Right. So the difference is that for blocks, there is always a "(" after the "(^.....)". That should be easy to parse, no?

Yep, I've updated this diff to implement that as you recommended. I just had to handle nested parens (I couldn't find an existing way to deal with these so I wrote my own—let me know if I missed something.)

Fix comment.

djasper added inline comments.Mar 7 2018, 4:46 AM
lib/Format/TokenAnnotator.cpp
150

No. Don't implement yet another parenthesis counting. This function already iterates over all tokens until the closing paren. Just store a pointer to the caret here and mark it (or unmark it) when encountering the closing brace (line 271). There is already very similar logic there to set TT_FunctionTypeLParen (which is actually doing the exact same parsing now that I think of it).

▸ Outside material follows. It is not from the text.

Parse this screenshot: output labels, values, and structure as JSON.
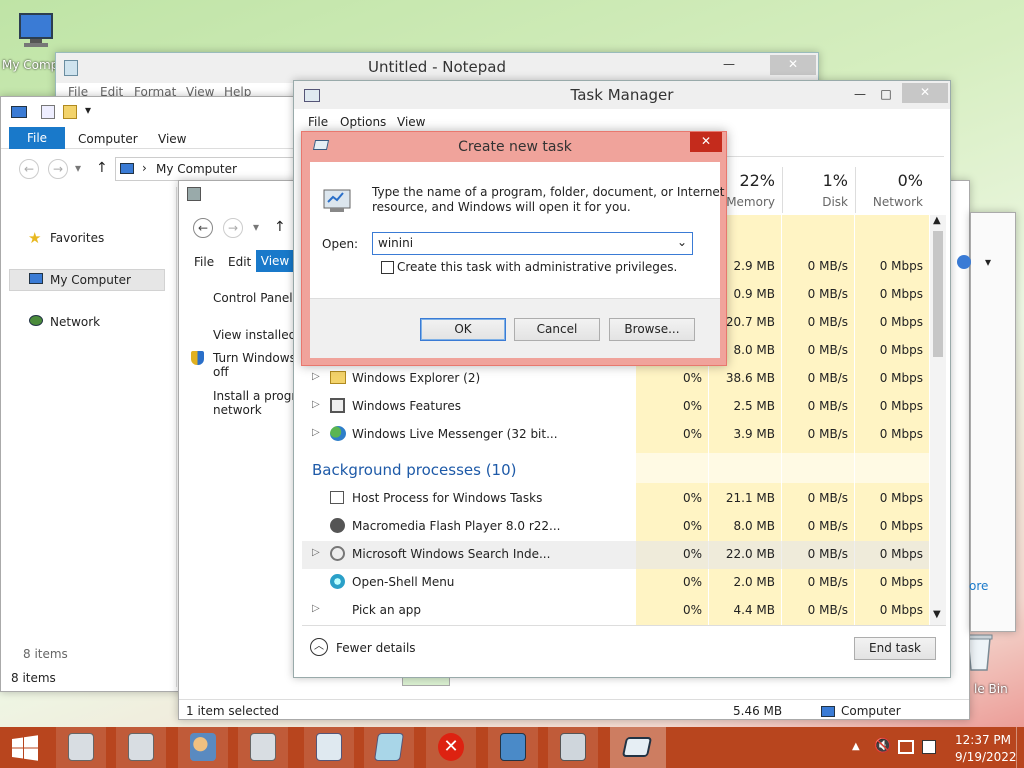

  • Greatly clean up ObjC block type logic by re-using TT_FunctionTypeLParen type logic.
benhamilton added inline comments.Mar 7 2018, 7:54 AM
lib/Format/TokenAnnotator.cpp
150

Oh! Yes, re-using the logic for TT_FunctionTypeLParen is clearly the right thing to do, since it has exactly the same syntax (just * or & instead of ^).

Done, code is much cleaner now.

benhamilton marked an inline comment as done.Mar 7 2018, 7:54 AM
djasper accepted this revision.Mar 8 2018, 3:58 PM

Nice.. Removed a lot of complexity :). Let's see whether this heuristic is good enough.

lib/Format/TokenAnnotator.cpp
210

I'd suggest to put a comment here saying that this is for both ObjC blocks and Function types, because they look very similar in nature (maybe giving examples) and then not actually rename the variables. To me, the long names make the code harder to read.

But if you feel strongly the other way, I'd be ok with it.

This revision is now accepted and ready to land.Mar 8 2018, 3:58 PM
  • Restore short functionn type variable names and add clarifying comment.
benhamilton marked an inline comment as done.Mar 12 2018, 8:44 AM
benhamilton added inline comments.
lib/Format/TokenAnnotator.cpp
210

Restored old names and added comment.

This revision was automatically updated to reflect the committed changes.
benhamilton marked an inline comment as done.